Na de vervolggesprekken volgt een overleg binnen het genderteam. In deze vergadering zal het genderteam besluiten of je kunt beginnen met de transitie, dus dat je groen licht krijgt, of dat je niet mag beginnen, dus dat je rood licht krijgt.
Testosteron
Bij sommige genderteams moet je na dat je groen licht hebt gekregen nog een bloed en urine onderzoek laten doen. Om te controleren of er geen lichamelijke bezwaren zijn. Indien de uitslag hiervan goed is kun je beginnen aan de testosteron.Er zijn verschillende manieren van toedienen van testosteron. Je hebt het bijvoorbeeld in pil-vorm, maar je kunt het ook spuiten en zelfs smeren. Over het algemeen wordt er begonnen met spuiten. Sommige transseksuelen vinden het echter erg onprettig om zelf te spuiten en kunnen dan bijvoorbeeld kiezen voor het slikken van pillen, of het smeren van gel.
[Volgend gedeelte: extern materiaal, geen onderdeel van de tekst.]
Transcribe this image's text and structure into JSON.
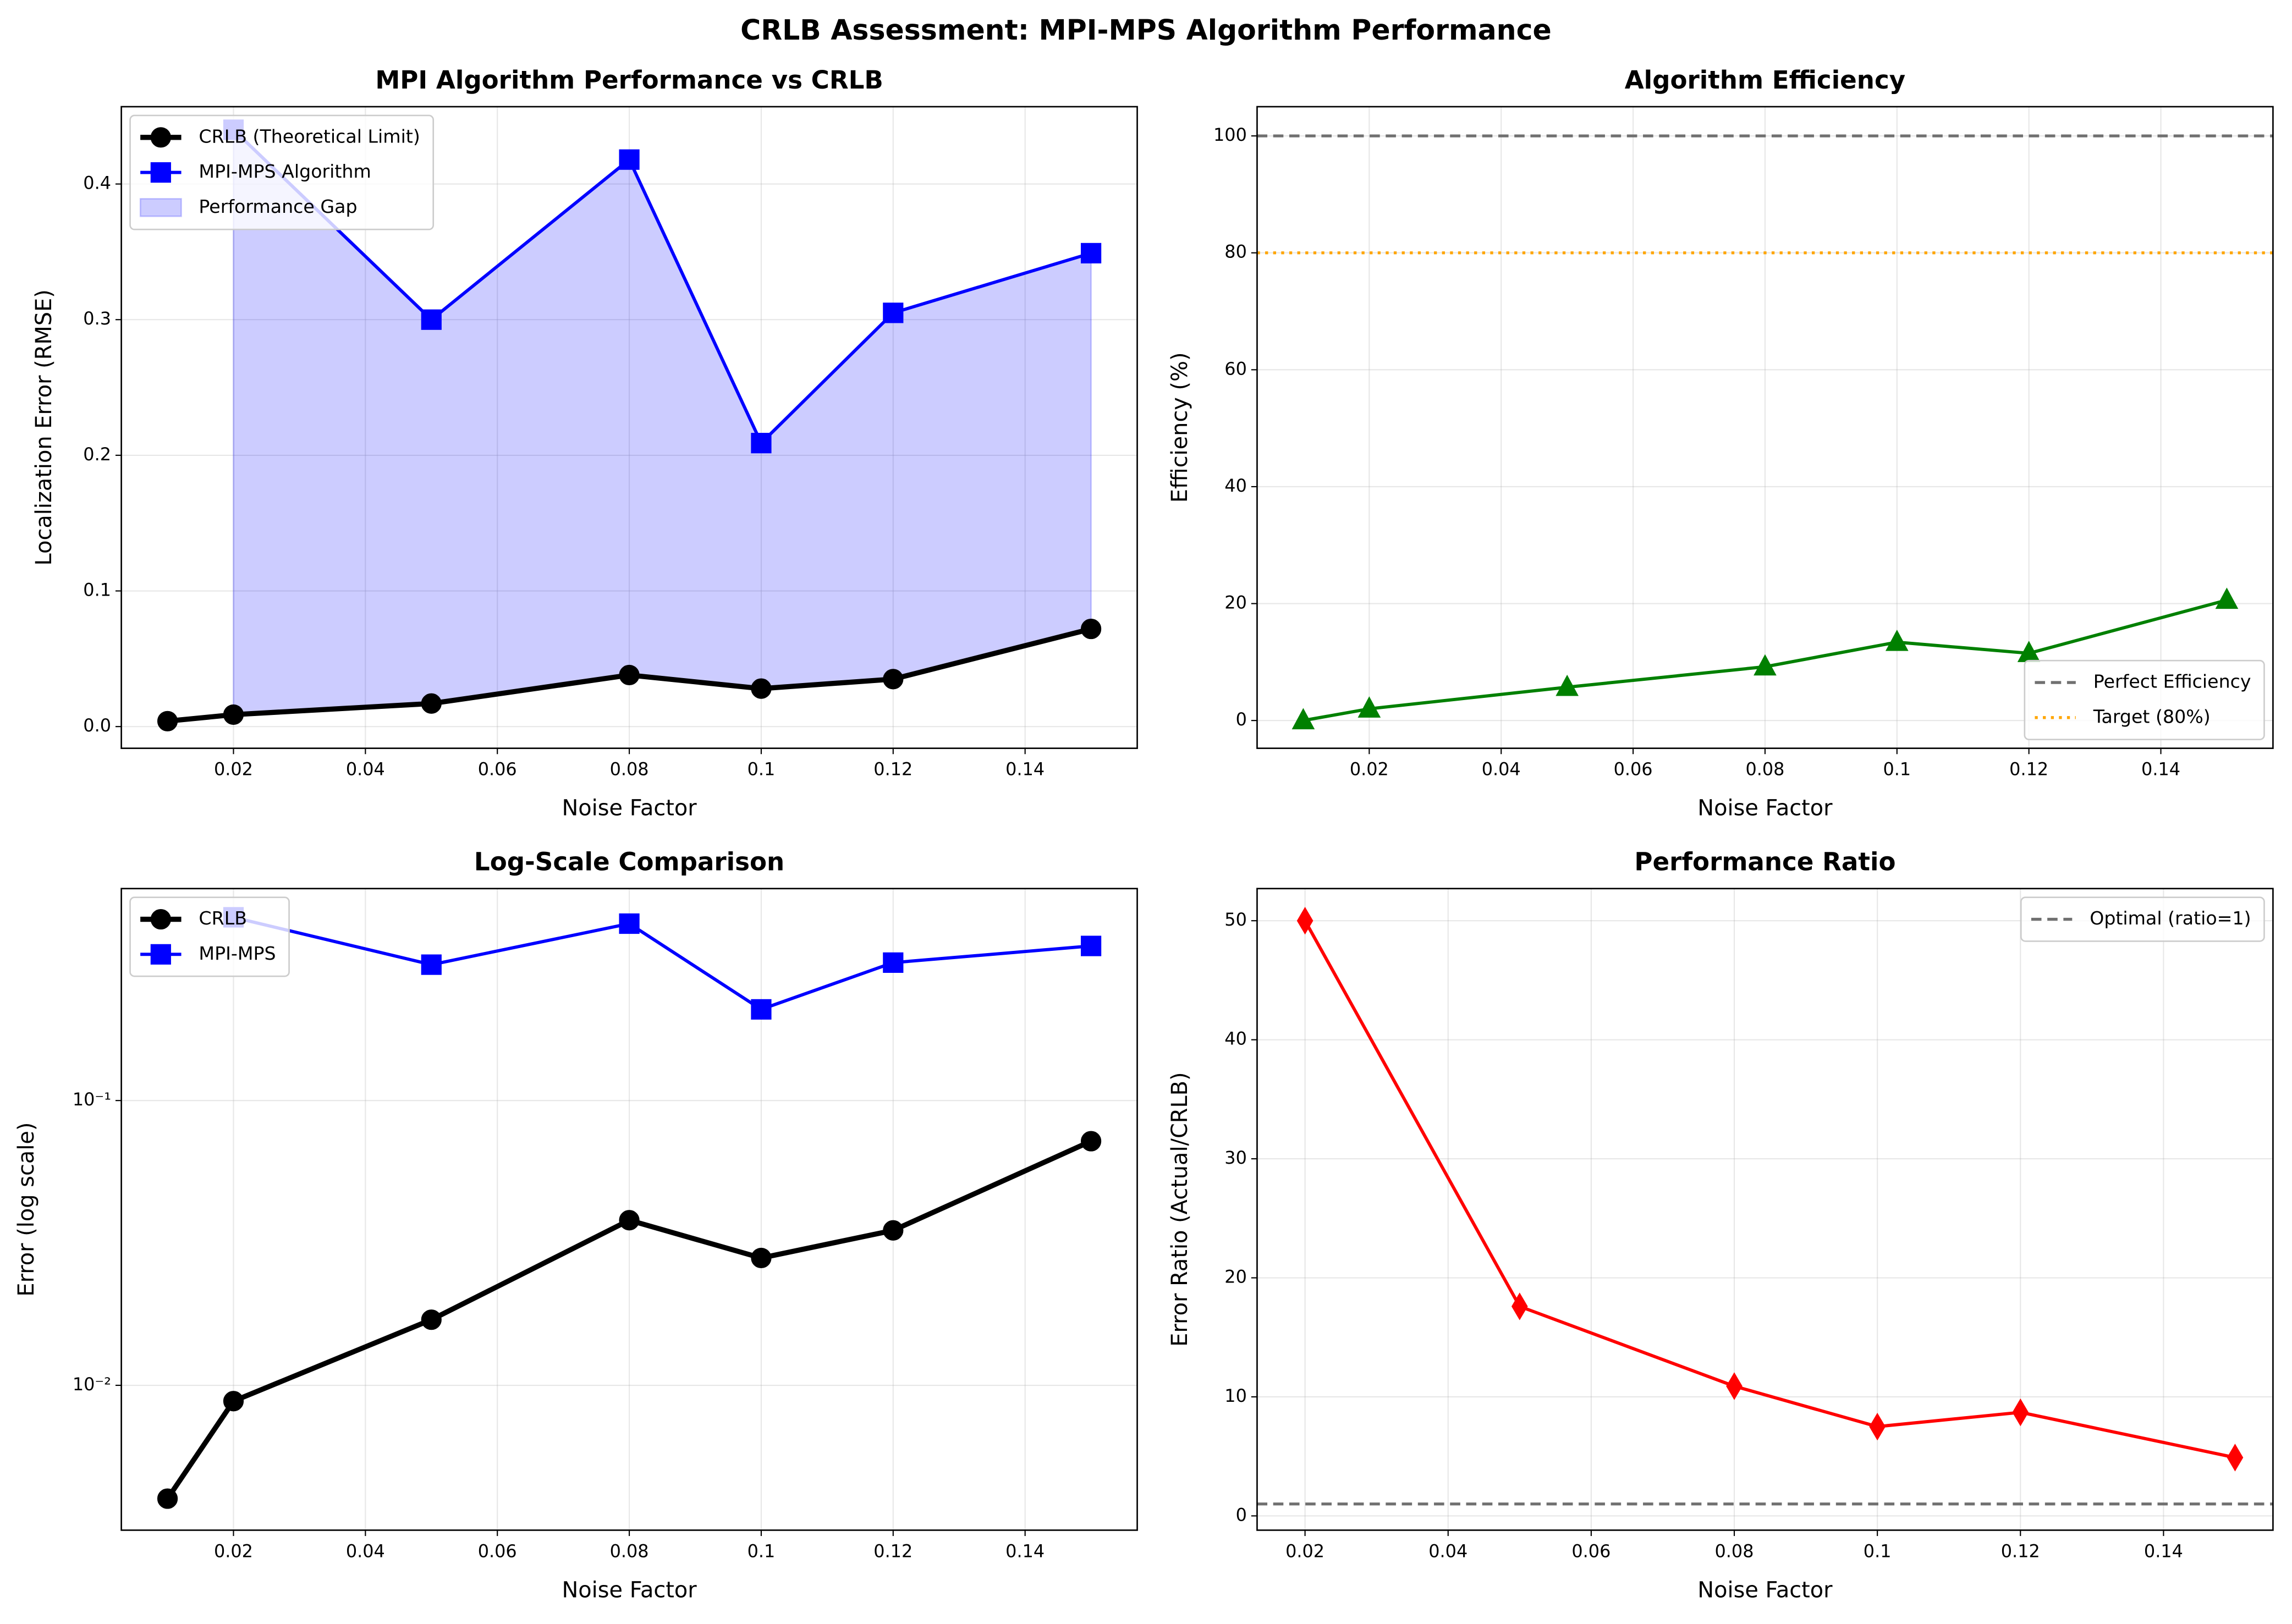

Het spuiten van testosteron is voor veel transseksuelen de gemakkelijkste oplossing. Het voordeel is dat je slechts een in de 3 week hoeft te spuiten. Het nadeel is, dat je het of zelf moet doen, of door iemand anders moet laten doen. Zelf spuiten is niet heel moeilijk, maar het is wel erg raar, vooral de eerste paar keer. Het makkelijkste kun je zelf spuiten in je bovenbeenspier. Echter kun je het ook spuiten in je bilspier. Hier kom je echter zelf wat lastiger bij.
Het slikken van pillen is een iets minder ideale manier. Je moet al gauw 3 a 4 pillen op een dag slikken. En vaak slik je een deel ’s ochtends en een deel ’s avonds. Ook kunnen de pillen een negatief effect hebben op je lever.
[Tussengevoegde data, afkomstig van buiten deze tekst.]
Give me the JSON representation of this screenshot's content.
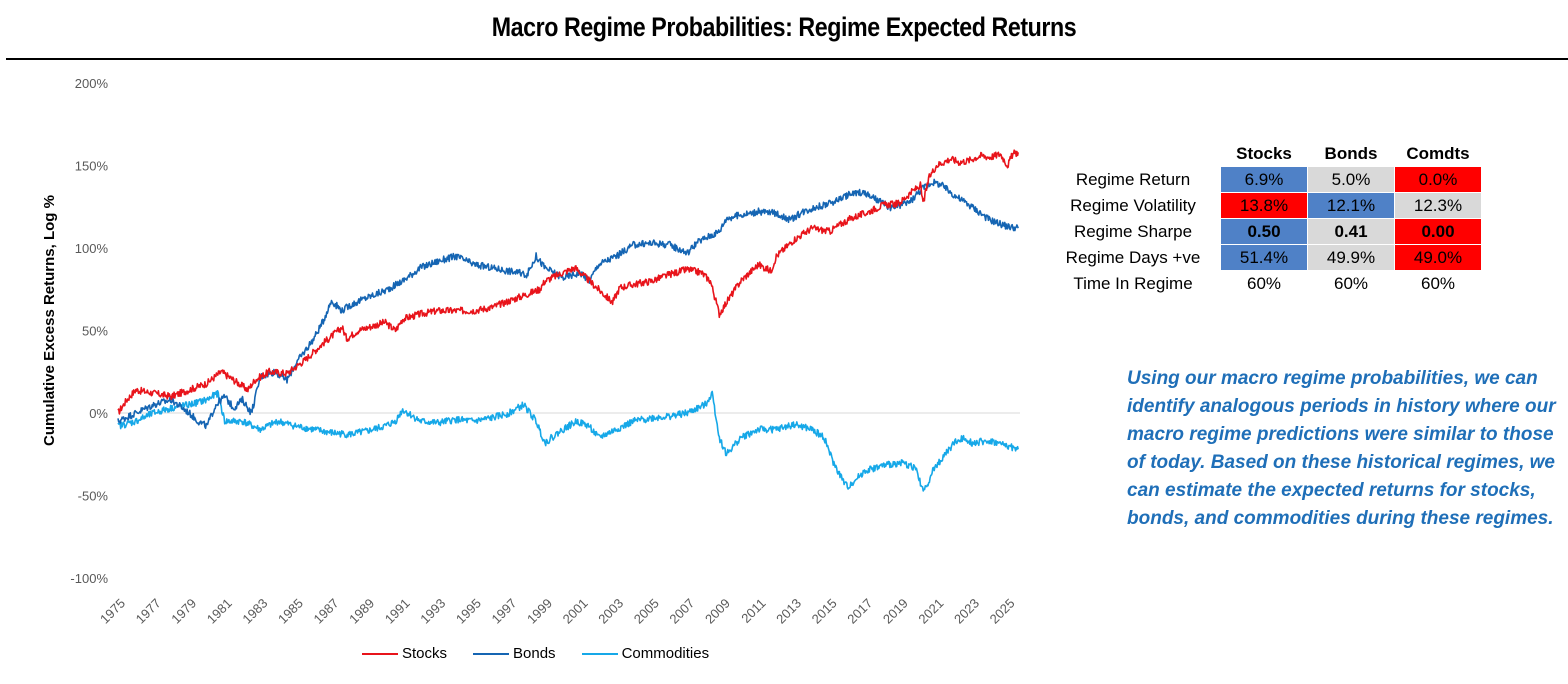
{
  "chart_data": {
    "type": "line",
    "title": "Macro Regime Probabilities: Regime Expected Returns",
    "xlabel": "",
    "ylabel": "Cumulative Excess Returns, Log %",
    "xlim": [
      1975,
      2025.7
    ],
    "ylim": [
      -100,
      200
    ],
    "yticks": [
      -100,
      -50,
      0,
      50,
      100,
      150,
      200
    ],
    "ytick_labels": [
      "-100%",
      "-50%",
      "0%",
      "50%",
      "100%",
      "150%",
      "200%"
    ],
    "xticks": [
      1975,
      1977,
      1979,
      1981,
      1983,
      1985,
      1987,
      1989,
      1991,
      1993,
      1995,
      1997,
      1999,
      2001,
      2003,
      2005,
      2007,
      2009,
      2011,
      2013,
      2015,
      2017,
      2019,
      2021,
      2023,
      2025
    ],
    "series": [
      {
        "name": "Stocks",
        "color": "#e8141b",
        "x": [
          1975,
          1975.5,
          1976,
          1977,
          1978,
          1979,
          1980,
          1980.8,
          1981.5,
          1982.3,
          1982.7,
          1983.5,
          1984.5,
          1985.5,
          1986.5,
          1987.6,
          1987.85,
          1988.5,
          1990,
          1990.6,
          1991,
          1992,
          1993,
          1994,
          1995,
          1996,
          1997,
          1998,
          1998.7,
          1999,
          2000,
          2000.7,
          2001.5,
          2002,
          2002.8,
          2003.2,
          2004,
          2005,
          2006,
          2007,
          2007.8,
          2008.3,
          2008.8,
          2009.2,
          2010,
          2011,
          2011.7,
          2012,
          2013,
          2014,
          2015,
          2015.7,
          2016.2,
          2017,
          2018,
          2018.9,
          2019.5,
          2020.1,
          2020.25,
          2020.6,
          2021,
          2021.8,
          2022.3,
          2022.8,
          2023.5,
          2024,
          2024.6,
          2025,
          2025.3,
          2025.6
        ],
        "y": [
          0,
          8,
          14,
          12,
          10,
          14,
          18,
          25,
          20,
          14,
          20,
          25,
          24,
          32,
          42,
          52,
          45,
          50,
          55,
          50,
          57,
          60,
          62,
          62,
          62,
          64,
          68,
          72,
          75,
          80,
          85,
          88,
          80,
          75,
          67,
          76,
          78,
          80,
          84,
          87,
          85,
          80,
          60,
          67,
          80,
          90,
          86,
          95,
          105,
          112,
          110,
          115,
          118,
          121,
          126,
          127,
          133,
          138,
          127,
          143,
          150,
          154,
          152,
          153,
          156,
          155,
          157,
          150,
          157,
          158
        ]
      },
      {
        "name": "Bonds",
        "color": "#1565b3",
        "x": [
          1975,
          1976,
          1977,
          1978,
          1979,
          1979.5,
          1980,
          1980.5,
          1981,
          1981.5,
          1982,
          1982.5,
          1983,
          1983.8,
          1984.5,
          1985,
          1986,
          1986.5,
          1987,
          1987.6,
          1988,
          1989,
          1990,
          1991,
          1992,
          1993,
          1994,
          1995,
          1996,
          1997,
          1998,
          1998.5,
          1999,
          2000,
          2001,
          2001.5,
          2002,
          2003,
          2004,
          2005,
          2006,
          2007,
          2007.5,
          2008,
          2008.8,
          2009.2,
          2010,
          2011,
          2012,
          2012.8,
          2013.5,
          2014,
          2015,
          2016,
          2016.8,
          2017.5,
          2018.5,
          2019.5,
          2020.2,
          2020.8,
          2021.3,
          2022,
          2023,
          2024,
          2025,
          2025.6
        ],
        "y": [
          -5,
          0,
          5,
          8,
          0,
          -5,
          -8,
          5,
          10,
          3,
          8,
          0,
          22,
          25,
          20,
          30,
          45,
          55,
          68,
          62,
          65,
          70,
          74,
          80,
          88,
          92,
          95,
          90,
          88,
          86,
          84,
          95,
          88,
          82,
          85,
          80,
          90,
          95,
          102,
          103,
          102,
          97,
          103,
          106,
          110,
          118,
          120,
          122,
          121,
          117,
          122,
          124,
          127,
          132,
          134,
          130,
          124,
          128,
          136,
          140,
          138,
          132,
          125,
          117,
          113,
          112
        ]
      },
      {
        "name": "Commodities",
        "color": "#16a8e8",
        "x": [
          1975,
          1976,
          1977,
          1978,
          1979,
          1980,
          1980.6,
          1981,
          1982,
          1983,
          1984,
          1985,
          1986,
          1987,
          1988,
          1989,
          1990,
          1990.6,
          1991,
          1992,
          1993,
          1994,
          1995,
          1996,
          1997,
          1997.8,
          1998.5,
          1999,
          2000,
          2000.8,
          2001.5,
          2002,
          2003,
          2004,
          2005,
          2006,
          2007,
          2008,
          2008.4,
          2008.8,
          2009.2,
          2010,
          2011,
          2012,
          2013,
          2014,
          2014.7,
          2015.2,
          2015.7,
          2016,
          2017,
          2018,
          2019,
          2019.8,
          2020.3,
          2020.8,
          2021.5,
          2022,
          2022.6,
          2023,
          2024,
          2025,
          2025.6
        ],
        "y": [
          -8,
          -5,
          0,
          3,
          5,
          8,
          12,
          -5,
          -5,
          -10,
          -5,
          -8,
          -10,
          -12,
          -13,
          -11,
          -8,
          -5,
          2,
          -5,
          -6,
          -4,
          -5,
          -3,
          0,
          5,
          -5,
          -18,
          -10,
          -5,
          -8,
          -15,
          -10,
          -5,
          -3,
          -2,
          0,
          5,
          12,
          -15,
          -25,
          -15,
          -10,
          -10,
          -7,
          -10,
          -15,
          -30,
          -40,
          -45,
          -35,
          -32,
          -30,
          -33,
          -48,
          -35,
          -25,
          -18,
          -15,
          -18,
          -17,
          -20,
          -22
        ]
      }
    ]
  },
  "table": {
    "headers": [
      "Stocks",
      "Bonds",
      "Comdts"
    ],
    "rows": [
      {
        "label": "Regime Return",
        "values": [
          "6.9%",
          "5.0%",
          "0.0%"
        ],
        "colors": [
          "blue",
          "grey",
          "red"
        ],
        "bold": false
      },
      {
        "label": "Regime Volatility",
        "values": [
          "13.8%",
          "12.1%",
          "12.3%"
        ],
        "colors": [
          "red",
          "blue",
          "grey"
        ],
        "bold": false
      },
      {
        "label": "Regime Sharpe",
        "values": [
          "0.50",
          "0.41",
          "0.00"
        ],
        "colors": [
          "blue",
          "grey",
          "red"
        ],
        "bold": true
      },
      {
        "label": "Regime Days +ve",
        "values": [
          "51.4%",
          "49.9%",
          "49.0%"
        ],
        "colors": [
          "blue",
          "grey",
          "red"
        ],
        "bold": false
      },
      {
        "label": "Time In Regime",
        "values": [
          "60%",
          "60%",
          "60%"
        ],
        "colors": [
          "none",
          "none",
          "none"
        ],
        "bold": false
      }
    ]
  },
  "note": "Using our macro regime probabilities, we can identify analogous periods in history where our macro regime predictions were similar to those of today. Based on these historical regimes, we can estimate the expected returns for stocks, bonds, and commodities during these regimes."
}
Het smeren van gel is een simpele manier. Echter moet dit wel dagelijks gedaan worden op een vaste tijdstip. Voor mensen met een erg wisselend werkrooster, bijvoorbeeld, is dit dus geen ideale oplossing. De gel moet enkele minuten intrekken en kan overal op het lichaam (behalve de borst) worden ingesmeerd. Het voordeel van de gel is dat het zorgt voor een stabiele testosteronspiegel. Het nadeel is dat het de eerste minuten sterk naar alcohol ruikt omdat de testosteron hierin is opgelost. Ook wordt het aangeraden om minimaal 6 uur te wachten met douchen of een bad te nemen, nadat je de gel hebt aangebracht. Ook is het mogelijk dat de testosteron wordt overgebracht op iemand anders, als je lang huidcontact hebt met het gebied waar je de gel hebt gemeerd.
Operaties
Als je ongeveer een jaar aan de hormonen bent kun je beginnen aan de operaties. De meest voorkomende operaties zijn de borst en de buikoperaties.Bij de borstoperatie wordt het teveel aan borstweefsel weggehaald. Dit kan op verschillende manieren. Het kan bijvoorbeeld rondom de tepel, langs de borstpier, aan weerszijden van de tepel en dwars over de borst. De keuze wordt voornamelijk bepaald door de cupmaat. Bij een zeer kleine cupmaat is het mogelijk om enkel rondom de tepel de incisie te maken. Deze manier geeft de minste littekens. Bij een grote cupmaat is het echter nodig om dwars over de borst een incisie te maken. De operatie zelf duurt meestal tussen de 1,5 en 3 uur en is onder volledige narcose.
Bij de buikoperatie worden de eierstokken en de baarmoeder verwijderd. In sommige gevallen kan dit onderlangs, door de vagina. In sommige gevallen gaat dit door de buik. Voor de operatie moet je een klisma nemen om je darmen leeg te maken. Een klisma is een bepaalde hoeveelheid zeepachtig vloeistop dat via je anus in je darmen wordt gespoten. Dit kan het beste liggend gedaan worden. Na het inspuiten moet je ongeveer 10 tot 20 minuten blijven liggen. Na de operatie blijf je gemiddeld nog 3 a 4 dagen in het ziekenhuis om bij te komen. De operatie zelf duurt ongeveer 2 uur.